Be sure to replace the mydomain.com placeholder with your domain.

  1. Enable your newly updated configuration:
sudo ln -s ../sites-available/code-server /etc/nginx/sites-enabled/code-server
sudo certbot --non-interactive --redirect --agree-tos --nginx -d mydomain.com -m me@example.com

Be sure to replace the mydomain.com and me@example.com placeholders with your domain and email, respectively.

At this point, you can visit https:// to access code-server.

Self-Signed Certificates

As a last resort, you can use self-signed certificates with code-server.
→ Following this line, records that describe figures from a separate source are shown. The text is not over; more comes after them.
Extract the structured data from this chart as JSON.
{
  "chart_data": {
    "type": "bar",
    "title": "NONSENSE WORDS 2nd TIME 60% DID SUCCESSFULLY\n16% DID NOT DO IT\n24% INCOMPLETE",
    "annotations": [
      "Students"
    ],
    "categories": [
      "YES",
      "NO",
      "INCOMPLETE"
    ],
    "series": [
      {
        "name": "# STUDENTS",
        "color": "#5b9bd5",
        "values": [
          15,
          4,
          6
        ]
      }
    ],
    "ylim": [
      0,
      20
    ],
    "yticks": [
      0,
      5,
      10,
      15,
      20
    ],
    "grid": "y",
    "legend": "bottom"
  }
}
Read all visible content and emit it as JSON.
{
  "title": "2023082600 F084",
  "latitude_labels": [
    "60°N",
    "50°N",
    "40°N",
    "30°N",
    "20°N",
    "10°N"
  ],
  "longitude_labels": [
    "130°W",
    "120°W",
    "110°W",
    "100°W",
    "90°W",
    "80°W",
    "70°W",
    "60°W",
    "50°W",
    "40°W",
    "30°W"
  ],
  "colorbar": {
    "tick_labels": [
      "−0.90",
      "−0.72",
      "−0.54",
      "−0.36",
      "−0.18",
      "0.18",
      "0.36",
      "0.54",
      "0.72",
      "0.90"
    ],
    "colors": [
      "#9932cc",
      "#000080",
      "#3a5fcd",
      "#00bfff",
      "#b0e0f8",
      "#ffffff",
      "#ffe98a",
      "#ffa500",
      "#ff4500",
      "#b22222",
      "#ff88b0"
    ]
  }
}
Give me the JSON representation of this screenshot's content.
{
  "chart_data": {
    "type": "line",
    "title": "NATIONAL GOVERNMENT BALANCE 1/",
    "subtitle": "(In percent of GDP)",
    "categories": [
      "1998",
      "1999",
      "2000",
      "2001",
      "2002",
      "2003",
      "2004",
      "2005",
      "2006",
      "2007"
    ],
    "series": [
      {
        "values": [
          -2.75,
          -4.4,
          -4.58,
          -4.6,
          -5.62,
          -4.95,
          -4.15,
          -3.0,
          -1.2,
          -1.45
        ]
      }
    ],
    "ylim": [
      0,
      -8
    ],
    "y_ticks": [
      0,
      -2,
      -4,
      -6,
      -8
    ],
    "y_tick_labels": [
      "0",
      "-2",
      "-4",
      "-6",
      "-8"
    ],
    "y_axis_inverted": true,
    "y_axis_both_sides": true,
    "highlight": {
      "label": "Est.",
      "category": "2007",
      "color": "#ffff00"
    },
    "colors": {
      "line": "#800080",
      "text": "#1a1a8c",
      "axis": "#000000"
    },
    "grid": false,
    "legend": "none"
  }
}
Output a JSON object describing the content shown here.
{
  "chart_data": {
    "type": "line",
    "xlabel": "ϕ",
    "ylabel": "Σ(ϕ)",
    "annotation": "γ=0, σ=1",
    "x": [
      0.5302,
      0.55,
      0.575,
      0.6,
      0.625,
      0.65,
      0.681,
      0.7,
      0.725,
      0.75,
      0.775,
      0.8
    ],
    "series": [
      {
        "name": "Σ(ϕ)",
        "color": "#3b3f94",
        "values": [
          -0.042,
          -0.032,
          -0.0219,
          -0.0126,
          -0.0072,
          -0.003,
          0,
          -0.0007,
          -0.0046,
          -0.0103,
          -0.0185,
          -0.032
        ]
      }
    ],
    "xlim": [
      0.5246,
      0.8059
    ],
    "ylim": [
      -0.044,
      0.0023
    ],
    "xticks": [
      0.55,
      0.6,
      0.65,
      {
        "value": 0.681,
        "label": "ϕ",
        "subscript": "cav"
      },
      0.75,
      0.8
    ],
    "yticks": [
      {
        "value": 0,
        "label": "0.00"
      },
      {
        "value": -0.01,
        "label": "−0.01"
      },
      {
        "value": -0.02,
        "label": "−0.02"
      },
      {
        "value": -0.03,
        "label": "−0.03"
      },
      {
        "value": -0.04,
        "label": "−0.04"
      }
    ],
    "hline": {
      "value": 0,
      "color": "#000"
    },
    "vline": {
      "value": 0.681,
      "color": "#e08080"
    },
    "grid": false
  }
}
We recommend this option only if you don't want to:

  • Buy a domain name or can't expose the remote machine to the Internet
  • Use SSH forwarding

Note that self-signed certificates don't work with iPads, can be risky security-wise, and may cause other issues with functionality.

  1. SSH into your instance and edit the code-server config file to use a randomly generated, self-signed certificate:
# Replaces "cert: false" with "cert: true" in the code-server config.
sed -i.bak 's/cert: false/cert: true/' ~/.config/code-server/config.yaml
# Replaces "bind-addr: 127.0.0.1:8080" with "bind-addr: 0.0.0.0:443" in the code-server config.
sed -i.bak 's/bind-addr: 127.0.0.1:8080/bind-addr: 0.0.0.0:443/' ~/.config/code-server/config.yaml
# Allows code-server to listen on port 443.
sudo setcap cap_net_bind_service=+ep /usr/lib/code-server/lib/node

Restart code-server:

sudo systemctl restart code-server@$USER
  1. In the Google Cloud Platform dashboard, go to Compute Engine > VM Instances using the left-hand toolbar. Click to open up your instance. Click Edit at the top, and scroll down to the Firewalls section; make sure that you check both the Allow HTTP traffic and Allow HTTPS traffic boxes. Scroll to the bottom of the page and click Save.

Visit https://<your-instance-ip> to access code-server.

Your browser may display a warning, but you can continue by clicking through. To prevent future warnings, you can use mkcert to create a self-signed certificate that's trusted by your OS, then pass it into code-server via the cert and cert-key config fields.